Multiplying Mixed Numbers: 1 2/9 x 1 4/5
This article will guide you through the steps of multiplying the mixed numbers 1 2/9 and 1 4/5.
Understanding Mixed Numbers
Before we start, let's remember what mixed numbers are. They are a combination of a whole number and a fraction. For example, 1 2/9 represents one whole plus two-ninths.
Converting to Improper Fractions
The first step in multiplying mixed numbers is to convert them into improper fractions. To do this:
- Multiply the whole number by the denominator of the fraction. In 1 2/9, 1 x 9 = 9.

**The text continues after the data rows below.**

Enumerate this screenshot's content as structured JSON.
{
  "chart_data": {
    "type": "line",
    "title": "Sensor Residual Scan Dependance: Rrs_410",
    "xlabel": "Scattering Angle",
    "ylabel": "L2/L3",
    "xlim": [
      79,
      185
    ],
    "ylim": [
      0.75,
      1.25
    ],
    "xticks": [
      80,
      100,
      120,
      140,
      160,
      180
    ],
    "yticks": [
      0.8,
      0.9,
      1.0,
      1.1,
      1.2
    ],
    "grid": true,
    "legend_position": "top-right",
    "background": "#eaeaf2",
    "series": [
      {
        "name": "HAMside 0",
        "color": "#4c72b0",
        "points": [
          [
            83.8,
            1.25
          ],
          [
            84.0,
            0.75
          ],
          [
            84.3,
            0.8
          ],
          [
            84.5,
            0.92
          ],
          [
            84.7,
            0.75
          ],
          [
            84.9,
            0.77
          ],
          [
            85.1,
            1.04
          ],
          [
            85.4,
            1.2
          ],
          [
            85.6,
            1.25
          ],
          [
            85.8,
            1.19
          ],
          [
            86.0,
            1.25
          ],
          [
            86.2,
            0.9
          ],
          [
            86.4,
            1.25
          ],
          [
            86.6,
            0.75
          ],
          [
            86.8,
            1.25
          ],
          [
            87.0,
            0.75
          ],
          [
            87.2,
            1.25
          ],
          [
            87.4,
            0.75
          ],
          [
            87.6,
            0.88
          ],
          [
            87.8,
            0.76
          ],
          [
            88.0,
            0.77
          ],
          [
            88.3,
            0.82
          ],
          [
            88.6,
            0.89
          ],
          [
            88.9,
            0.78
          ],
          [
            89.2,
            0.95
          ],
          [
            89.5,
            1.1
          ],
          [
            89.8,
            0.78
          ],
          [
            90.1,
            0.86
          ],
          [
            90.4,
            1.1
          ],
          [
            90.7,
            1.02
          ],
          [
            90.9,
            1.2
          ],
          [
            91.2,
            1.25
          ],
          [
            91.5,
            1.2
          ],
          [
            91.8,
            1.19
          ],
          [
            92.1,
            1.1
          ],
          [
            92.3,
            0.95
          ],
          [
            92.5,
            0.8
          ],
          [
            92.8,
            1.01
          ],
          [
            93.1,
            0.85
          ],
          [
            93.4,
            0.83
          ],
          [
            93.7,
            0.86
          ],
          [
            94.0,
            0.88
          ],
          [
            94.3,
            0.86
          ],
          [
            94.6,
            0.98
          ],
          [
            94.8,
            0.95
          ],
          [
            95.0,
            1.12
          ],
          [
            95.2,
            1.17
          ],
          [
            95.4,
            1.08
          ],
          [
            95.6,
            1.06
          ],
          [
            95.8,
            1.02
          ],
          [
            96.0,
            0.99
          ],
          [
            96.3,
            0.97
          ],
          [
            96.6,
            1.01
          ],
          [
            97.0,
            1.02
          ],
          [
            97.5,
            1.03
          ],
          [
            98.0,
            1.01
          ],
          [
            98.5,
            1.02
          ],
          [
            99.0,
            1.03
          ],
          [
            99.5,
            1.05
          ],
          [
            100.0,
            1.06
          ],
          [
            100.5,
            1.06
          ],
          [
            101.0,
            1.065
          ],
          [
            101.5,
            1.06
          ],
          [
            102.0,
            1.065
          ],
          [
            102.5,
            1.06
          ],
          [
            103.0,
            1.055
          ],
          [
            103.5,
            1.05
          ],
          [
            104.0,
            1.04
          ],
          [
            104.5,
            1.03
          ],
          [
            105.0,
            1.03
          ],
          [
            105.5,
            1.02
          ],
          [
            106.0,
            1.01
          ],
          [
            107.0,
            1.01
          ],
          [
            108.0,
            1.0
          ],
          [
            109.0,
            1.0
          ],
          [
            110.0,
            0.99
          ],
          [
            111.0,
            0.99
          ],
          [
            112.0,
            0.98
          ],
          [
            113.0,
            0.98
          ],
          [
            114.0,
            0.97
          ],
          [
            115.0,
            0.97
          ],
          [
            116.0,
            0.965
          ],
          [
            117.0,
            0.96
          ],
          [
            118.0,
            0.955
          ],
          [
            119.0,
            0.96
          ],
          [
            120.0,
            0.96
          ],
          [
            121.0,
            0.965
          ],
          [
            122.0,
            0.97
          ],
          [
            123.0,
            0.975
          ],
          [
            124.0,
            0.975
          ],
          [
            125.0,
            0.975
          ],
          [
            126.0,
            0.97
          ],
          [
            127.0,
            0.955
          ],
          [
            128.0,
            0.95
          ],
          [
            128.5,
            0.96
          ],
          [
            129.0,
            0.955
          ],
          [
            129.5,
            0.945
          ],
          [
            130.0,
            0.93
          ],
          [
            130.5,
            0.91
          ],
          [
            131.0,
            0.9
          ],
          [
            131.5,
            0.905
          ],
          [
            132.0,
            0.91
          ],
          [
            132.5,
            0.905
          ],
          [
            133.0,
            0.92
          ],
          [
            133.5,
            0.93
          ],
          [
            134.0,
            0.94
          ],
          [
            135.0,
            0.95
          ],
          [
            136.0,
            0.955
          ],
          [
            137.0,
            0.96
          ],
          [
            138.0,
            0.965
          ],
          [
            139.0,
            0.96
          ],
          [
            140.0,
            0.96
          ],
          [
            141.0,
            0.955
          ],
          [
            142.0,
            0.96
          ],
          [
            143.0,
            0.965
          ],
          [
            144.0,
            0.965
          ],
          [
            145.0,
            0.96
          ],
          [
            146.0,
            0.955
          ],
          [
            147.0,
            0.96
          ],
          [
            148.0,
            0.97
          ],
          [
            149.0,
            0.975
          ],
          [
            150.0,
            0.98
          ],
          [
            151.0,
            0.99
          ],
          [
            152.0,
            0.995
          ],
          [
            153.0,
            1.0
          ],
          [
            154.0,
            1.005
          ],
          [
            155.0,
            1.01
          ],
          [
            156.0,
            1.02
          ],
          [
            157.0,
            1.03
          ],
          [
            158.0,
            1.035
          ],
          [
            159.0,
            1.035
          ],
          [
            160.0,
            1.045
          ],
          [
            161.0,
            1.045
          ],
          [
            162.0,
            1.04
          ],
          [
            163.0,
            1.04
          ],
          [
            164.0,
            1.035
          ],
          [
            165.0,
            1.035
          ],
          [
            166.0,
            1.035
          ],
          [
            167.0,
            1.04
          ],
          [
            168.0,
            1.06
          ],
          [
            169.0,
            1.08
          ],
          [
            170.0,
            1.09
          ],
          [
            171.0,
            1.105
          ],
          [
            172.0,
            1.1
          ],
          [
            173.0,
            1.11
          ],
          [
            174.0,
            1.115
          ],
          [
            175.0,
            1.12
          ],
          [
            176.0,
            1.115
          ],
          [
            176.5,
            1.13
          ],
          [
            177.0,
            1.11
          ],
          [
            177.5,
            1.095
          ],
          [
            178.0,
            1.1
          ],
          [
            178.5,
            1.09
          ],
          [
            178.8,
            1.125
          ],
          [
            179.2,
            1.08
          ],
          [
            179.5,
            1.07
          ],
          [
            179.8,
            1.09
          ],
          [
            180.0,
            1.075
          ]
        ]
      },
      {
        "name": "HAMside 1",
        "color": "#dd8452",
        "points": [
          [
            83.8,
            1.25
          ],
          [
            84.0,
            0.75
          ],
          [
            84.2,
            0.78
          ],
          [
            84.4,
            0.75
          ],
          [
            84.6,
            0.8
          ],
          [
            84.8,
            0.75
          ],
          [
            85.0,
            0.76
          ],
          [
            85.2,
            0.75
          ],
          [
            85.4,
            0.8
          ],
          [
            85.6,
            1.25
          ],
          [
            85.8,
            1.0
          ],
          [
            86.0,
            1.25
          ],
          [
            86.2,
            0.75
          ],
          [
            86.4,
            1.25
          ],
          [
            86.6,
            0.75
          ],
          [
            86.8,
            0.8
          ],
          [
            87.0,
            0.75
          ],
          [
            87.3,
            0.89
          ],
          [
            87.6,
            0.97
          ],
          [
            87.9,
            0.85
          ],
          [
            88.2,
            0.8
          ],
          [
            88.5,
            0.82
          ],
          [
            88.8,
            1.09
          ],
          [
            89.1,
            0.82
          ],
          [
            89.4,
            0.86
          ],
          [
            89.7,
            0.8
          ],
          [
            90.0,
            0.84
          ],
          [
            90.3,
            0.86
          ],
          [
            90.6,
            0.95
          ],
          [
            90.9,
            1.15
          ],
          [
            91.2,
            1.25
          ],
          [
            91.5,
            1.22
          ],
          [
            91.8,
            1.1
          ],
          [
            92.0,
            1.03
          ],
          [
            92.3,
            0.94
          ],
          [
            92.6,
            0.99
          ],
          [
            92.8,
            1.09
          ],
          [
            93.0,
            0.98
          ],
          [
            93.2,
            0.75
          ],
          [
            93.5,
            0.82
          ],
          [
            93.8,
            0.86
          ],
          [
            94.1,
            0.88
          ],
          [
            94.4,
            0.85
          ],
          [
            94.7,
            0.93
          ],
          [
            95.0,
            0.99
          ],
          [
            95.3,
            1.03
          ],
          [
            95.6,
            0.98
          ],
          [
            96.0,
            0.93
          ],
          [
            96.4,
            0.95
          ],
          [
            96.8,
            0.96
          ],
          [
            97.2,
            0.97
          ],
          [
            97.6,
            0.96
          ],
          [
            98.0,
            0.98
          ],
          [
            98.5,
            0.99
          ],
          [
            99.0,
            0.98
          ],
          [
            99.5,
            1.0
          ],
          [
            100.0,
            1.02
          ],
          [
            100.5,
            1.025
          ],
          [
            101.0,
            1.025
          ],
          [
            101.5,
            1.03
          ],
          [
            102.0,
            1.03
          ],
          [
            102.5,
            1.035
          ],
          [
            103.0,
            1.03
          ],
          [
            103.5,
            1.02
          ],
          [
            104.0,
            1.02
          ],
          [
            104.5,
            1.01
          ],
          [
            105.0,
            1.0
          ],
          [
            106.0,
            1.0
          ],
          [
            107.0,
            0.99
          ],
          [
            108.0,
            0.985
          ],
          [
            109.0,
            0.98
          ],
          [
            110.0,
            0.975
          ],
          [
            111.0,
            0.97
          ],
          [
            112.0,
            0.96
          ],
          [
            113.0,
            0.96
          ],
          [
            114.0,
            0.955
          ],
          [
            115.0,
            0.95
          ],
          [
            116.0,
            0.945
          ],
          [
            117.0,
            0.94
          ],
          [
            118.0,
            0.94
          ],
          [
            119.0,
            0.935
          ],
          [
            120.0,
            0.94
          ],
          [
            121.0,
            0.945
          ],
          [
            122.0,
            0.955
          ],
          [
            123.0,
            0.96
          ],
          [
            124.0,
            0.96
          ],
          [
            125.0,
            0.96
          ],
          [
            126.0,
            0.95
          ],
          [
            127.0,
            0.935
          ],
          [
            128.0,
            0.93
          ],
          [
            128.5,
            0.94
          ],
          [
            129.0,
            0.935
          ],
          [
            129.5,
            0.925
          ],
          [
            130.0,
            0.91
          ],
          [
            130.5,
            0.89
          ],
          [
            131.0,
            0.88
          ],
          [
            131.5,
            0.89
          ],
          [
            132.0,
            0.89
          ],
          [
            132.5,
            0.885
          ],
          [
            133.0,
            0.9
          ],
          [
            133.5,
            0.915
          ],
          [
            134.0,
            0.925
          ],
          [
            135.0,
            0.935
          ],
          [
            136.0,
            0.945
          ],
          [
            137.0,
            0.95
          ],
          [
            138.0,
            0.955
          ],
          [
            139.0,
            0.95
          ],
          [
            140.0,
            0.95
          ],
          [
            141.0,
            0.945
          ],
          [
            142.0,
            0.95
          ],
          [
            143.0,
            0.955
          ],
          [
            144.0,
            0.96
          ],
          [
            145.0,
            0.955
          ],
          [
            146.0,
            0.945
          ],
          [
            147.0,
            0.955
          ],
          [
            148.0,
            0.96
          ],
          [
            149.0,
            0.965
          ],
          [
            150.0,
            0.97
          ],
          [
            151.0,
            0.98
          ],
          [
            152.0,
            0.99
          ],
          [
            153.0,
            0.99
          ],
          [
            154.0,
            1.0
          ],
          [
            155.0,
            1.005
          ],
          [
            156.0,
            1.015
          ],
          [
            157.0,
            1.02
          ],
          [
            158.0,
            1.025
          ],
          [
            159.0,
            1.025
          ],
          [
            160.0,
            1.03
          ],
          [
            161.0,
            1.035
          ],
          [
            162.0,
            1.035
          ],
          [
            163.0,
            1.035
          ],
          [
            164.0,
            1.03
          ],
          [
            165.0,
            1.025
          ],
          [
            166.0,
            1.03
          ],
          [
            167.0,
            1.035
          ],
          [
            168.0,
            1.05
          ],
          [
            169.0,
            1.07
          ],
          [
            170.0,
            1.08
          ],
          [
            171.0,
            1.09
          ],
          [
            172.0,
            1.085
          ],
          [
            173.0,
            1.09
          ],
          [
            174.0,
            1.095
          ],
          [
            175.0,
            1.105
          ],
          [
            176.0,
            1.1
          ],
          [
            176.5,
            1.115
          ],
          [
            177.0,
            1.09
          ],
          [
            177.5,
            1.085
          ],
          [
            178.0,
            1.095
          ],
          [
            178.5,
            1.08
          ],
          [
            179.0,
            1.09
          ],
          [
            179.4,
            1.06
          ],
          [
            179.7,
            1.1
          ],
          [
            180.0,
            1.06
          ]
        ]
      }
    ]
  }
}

- Add the numerator. 9 + 2 = 11.
- Keep the same denominator. This gives us 11/9.
We apply the same process to 1 4/5: 1 x 5 = 5, 5 + 4 = 9, so 1 4/5 becomes 9/5.
Multiplying the Improper Fractions
Now that we have improper fractions, we can multiply them like any other fraction:
- Multiply the numerators. 11 x 9 = 99.
- Multiply the denominators. 9 x 5 = 45.
This gives us 99/45.
Simplifying the Answer
The final step is to simplify the improper fraction 99/45. We can do this by finding the greatest common factor (GCF) of the numerator and denominator, which is 9. Dividing both by 9, we get 11/5.
Converting Back to Mixed Number (Optional)
Since the answer is an improper fraction, we can convert it back to a mixed number:
- Divide the numerator by the denominator. 11 ÷ 5 = 2 with a remainder of 1.
- The quotient becomes the whole number. So we have 2.
- The remainder becomes the numerator of the fraction. The denominator stays the same. This gives us 2 1/5.
Conclusion
Therefore, 1 2/9 multiplied by 1 4/5 equals 11/5 or 2 1/5. Remember to always convert mixed numbers to improper fractions before multiplying, and simplify your answer if possible.